PRESS RELEASE
GENEVA, February 20, 2009 — The United Nations Human Rights Council special session today on the financial crisis is a waste of the organization’s precious time, resources, and moral capital, said a human rights watchdog group.
“Instead of addressing outrages like China’s killings in Tibet, Russian brutality in Chechnya and Georgia, or radical Islamist terror in Mumbai, Kabul, Baghdad, and around the globe, the council is wasting its precious time, resources, and moral capital on an issue involving no clear violation, perpetrator or victim,” said Hillel Neuer, executive director of UN Watch, a Geneva based monitoring organization.
“Several other U.N. bodies deal with economic issues, but only one is mandated to deal with abuses of freedom of speech, religious repression and denial of political liberty,” said Neuer.
“The council is diverting attention from the world’s worst abusers and diluting the seriousness of the human rights agenda. It did this with an emergency session last year on the food crisis. The meeting was futile not least because the council, unlike other relevant international bodies, has neither power to exercise nor money to allocate. Today’s meeting will be equally futile.”
“If banking, mortgages and stocks are a human rights issue, what isn’t? If everything is a human right issue, then nothing is. It’s the same problem with the new UN report decrying extreme weather and dropping sea levels for ‘violating the rights of peoples’,” said Neuer.

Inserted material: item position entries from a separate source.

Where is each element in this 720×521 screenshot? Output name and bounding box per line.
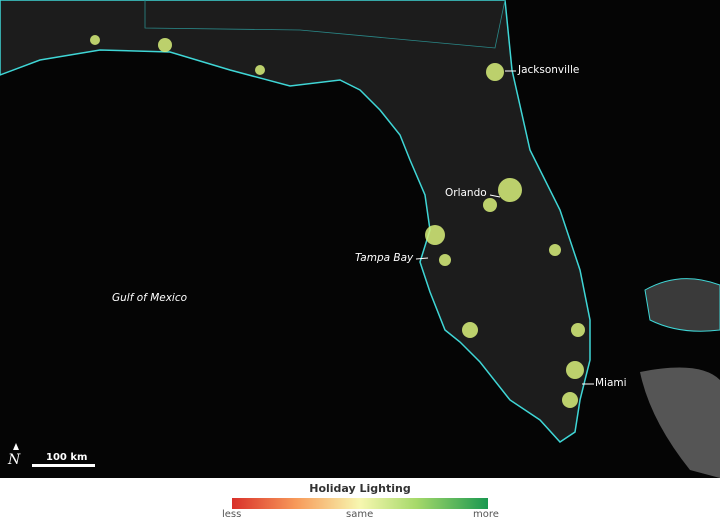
state-border	[144, 0, 506, 49]
scale-bar	[32, 464, 95, 467]
bahamas-land	[644, 278, 720, 332]
legend-more: more	[473, 509, 499, 520]
legend-same: same	[346, 509, 374, 520]
legend-title: Holiday Lighting	[309, 482, 411, 495]
north-arrow-head-icon	[13, 443, 19, 450]
north-arrow-icon: N	[8, 452, 21, 468]
scale-label: 100 km	[46, 452, 88, 463]
florida-map-graphic	[0, 0, 720, 478]
legend: Holiday Lighting less same more	[0, 478, 720, 521]
city-lights	[90, 35, 585, 408]
cuba-land	[640, 367, 720, 478]
label-miami: Miami	[595, 377, 627, 389]
label-gulf-of-mexico: Gulf of Mexico	[112, 292, 188, 304]
satellite-map: Jacksonville Orlando Tampa Bay Miami Gul…	[0, 0, 720, 478]
label-jacksonville: Jacksonville	[518, 64, 580, 76]
label-orlando: Orlando	[445, 187, 487, 199]
legend-less: less	[222, 509, 242, 520]
label-leaders	[415, 70, 594, 385]
label-tampa-bay: Tampa Bay	[355, 252, 414, 264]
florida-land	[0, 0, 591, 443]
legend-color-bar	[232, 498, 488, 509]
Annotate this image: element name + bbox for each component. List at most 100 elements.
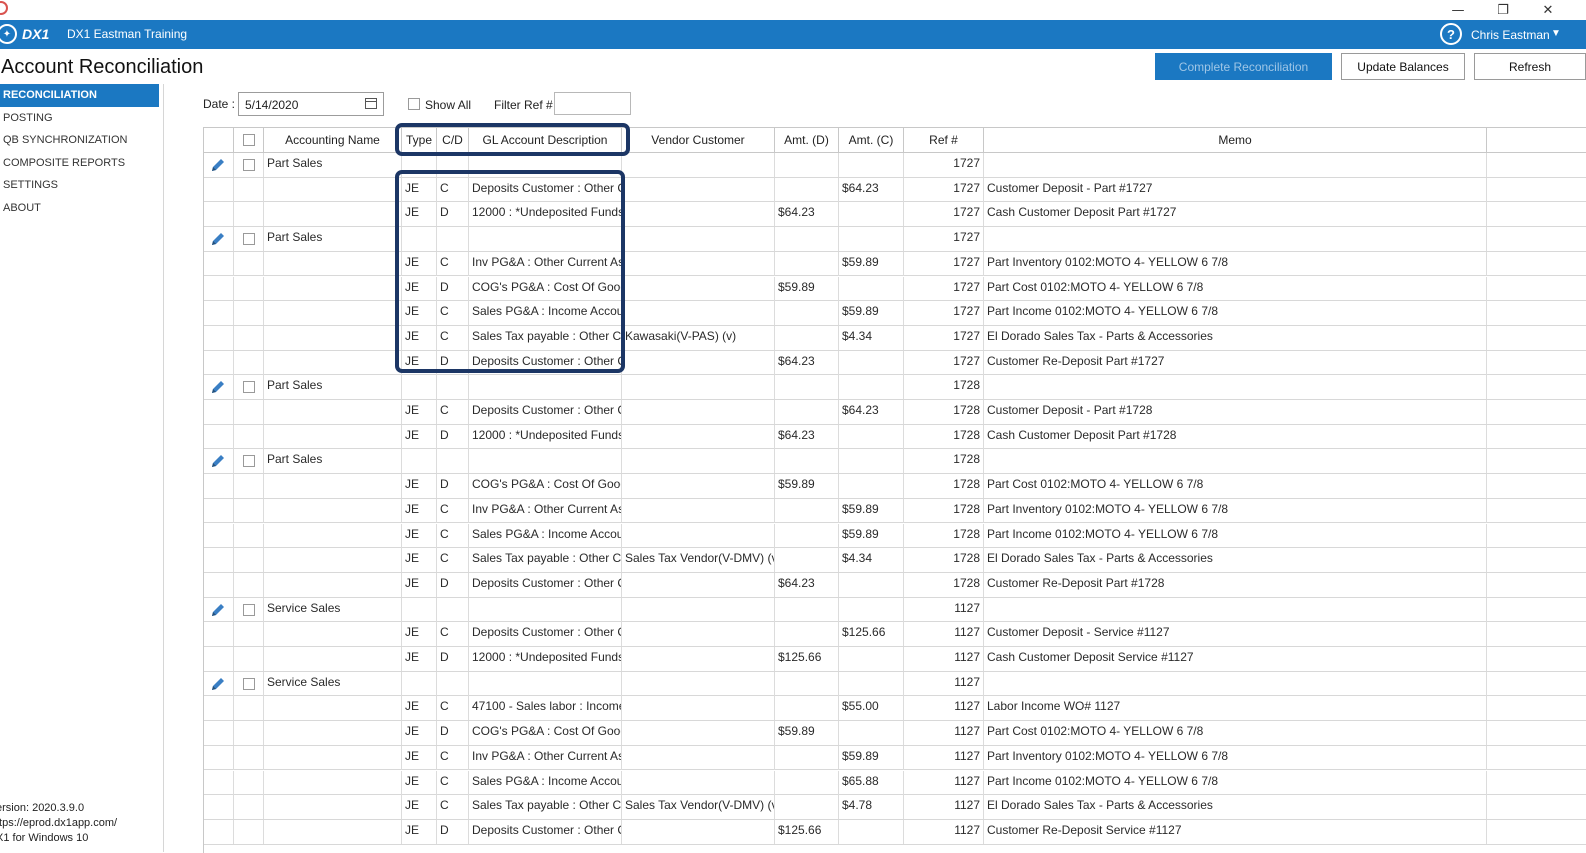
sidebar-item-qb-synchronization[interactable]: QB SYNCHRONIZATION [3,134,128,146]
grid-header: Accounting Name Type C/D GL Account Desc… [204,128,1586,153]
vendor-customer-cell [622,251,775,276]
gl-account-cell: Inv PG&A : Other Current Asset [469,251,622,276]
row-checkbox[interactable] [243,603,255,616]
filler-cell [1487,227,1586,251]
pencil-icon[interactable] [209,601,227,619]
sidebar-item-posting[interactable]: POSTING [3,111,53,124]
group-row[interactable]: Part Sales 1728 [204,449,1586,475]
gl-account-cell: Deposits Customer : Other Current [469,819,622,844]
minimize-button[interactable]: — [1451,2,1465,18]
group-row[interactable]: Service Sales 1127 [204,597,1586,623]
column-header-cd[interactable]: C/D [437,128,469,152]
ref-cell: 1727 [904,251,984,276]
table-row[interactable]: JE C Sales PG&A : Income Account $59.89 1727… [204,301,1586,326]
calendar-icon[interactable] [365,98,377,109]
group-row[interactable]: Part Sales 1727 [204,153,1586,178]
column-header-amt-c[interactable]: Amt. (C) [839,128,904,152]
edit-cell [204,721,234,746]
filler-cell [1487,326,1586,350]
restore-button[interactable]: ❐ [1497,2,1509,18]
gl-account-cell: Inv PG&A : Other Current Asset [469,745,622,770]
table-row[interactable]: JE D 12000 : *Undeposited Funds $125.66 1127… [204,647,1586,672]
type-cell: JE [402,498,437,523]
edit-cell [204,325,234,350]
row-checkbox[interactable] [243,159,255,171]
row-checkbox[interactable] [243,677,255,690]
memo-cell [984,597,1487,622]
edit-cell [204,498,234,523]
select-all-checkbox[interactable] [243,134,255,146]
sidebar-item-reconciliation[interactable]: RECONCILIATION [0,84,159,107]
close-button[interactable]: ✕ [1542,2,1554,18]
sidebar-item-composite-reports[interactable]: COMPOSITE REPORTS [3,156,126,169]
update-balances-button[interactable]: Update Balances [1341,53,1465,80]
help-icon[interactable]: ? [1440,23,1462,45]
column-header-accounting-name[interactable]: Accounting Name [264,128,402,152]
pencil-icon[interactable] [209,452,227,470]
amt-d-cell [775,325,839,350]
column-header-amt-d[interactable]: Amt. (D) [775,128,839,152]
show-all-checkbox[interactable] [408,98,420,110]
user-menu[interactable]: Chris Eastman [1471,28,1550,42]
group-row[interactable]: Part Sales 1728 [204,375,1586,400]
sidebar-item-settings[interactable]: SETTINGS [3,179,59,191]
sidebar-item-about[interactable]: ABOUT [3,201,41,214]
pencil-icon[interactable] [209,378,227,396]
pencil-icon[interactable] [209,230,227,248]
cd-cell: D [437,276,469,301]
table-row[interactable]: JE D 12000 : *Undeposited Funds $64.23 1728 C… [204,424,1586,450]
memo-cell: El Dorado Sales Tax - Parts & Accessorie… [984,795,1487,820]
row-checkbox[interactable] [243,455,255,468]
edit-cell [204,572,234,597]
refresh-button[interactable]: Refresh [1474,53,1586,80]
amt-d-cell [775,400,839,424]
column-header-ref[interactable]: Ref # [904,128,984,152]
complete-reconciliation-button[interactable]: Complete Reconciliation [1155,53,1332,80]
type-cell: JE [402,523,437,548]
amt-c-cell [839,671,904,696]
table-row[interactable]: JE D 12000 : *Undeposited Funds $64.23 1727 C… [204,202,1586,228]
edit-cell [204,202,234,227]
table-row[interactable]: JE C Sales PG&A : Income Account $59.89 1728… [204,523,1586,549]
amt-d-cell: $59.89 [775,721,839,746]
pencil-icon[interactable] [209,156,227,174]
filler-cell [1487,647,1586,671]
date-field[interactable]: 5/14/2020 [238,92,384,116]
column-header-memo[interactable]: Memo [984,128,1487,152]
memo-cell: Part Cost 0102:MOTO 4- YELLOW 6 7/8 [984,721,1487,746]
amt-c-cell: $4.78 [839,795,904,820]
gl-account-cell: Sales PG&A : Income Account [469,301,622,326]
row-checkbox[interactable] [243,381,255,394]
chevron-down-icon[interactable]: ▼ [1551,28,1561,39]
column-header-vendor-customer[interactable]: Vendor Customer [622,128,775,152]
table-row[interactable]: JE C Sales PG&A : Income Account $65.88 1127… [204,770,1586,796]
type-cell [402,227,437,252]
column-header-type[interactable]: Type [402,128,437,152]
accounting-name-cell [264,647,402,671]
type-cell: JE [402,745,437,770]
pencil-icon[interactable] [209,675,227,693]
group-row[interactable]: Part Sales 1727 [204,227,1586,252]
group-row[interactable]: Service Sales 1127 [204,671,1586,697]
column-header-gl-account-description[interactable]: GL Account Description [469,128,622,152]
row-checkbox[interactable] [243,233,255,246]
filter-ref-input[interactable] [554,92,631,115]
edit-cell [204,301,234,326]
cd-cell: C [437,622,469,647]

“The political agenda here is a bit more than nothingness. Many dictatorships at the U.N. want to point an accusing finger at the failures of the democratic West, to convince their subjects of the superiority of repressive regimes ruled by the likes of Qaddafi, Castro, and the Chinese Communist Party.”
The council was created in 2006 to replace its discredited predecessor, the Commission on Human Rights. Despite claiming to be reformed, the 47-nation council actually intensified the disproportionate criticism of Israel that discredited the commission, in 21 of 26 council censures of countries, and in 5 out of 9 emergency sessions. The resolutions protested Israeli actions, but not those of Hamas and Hezbollah.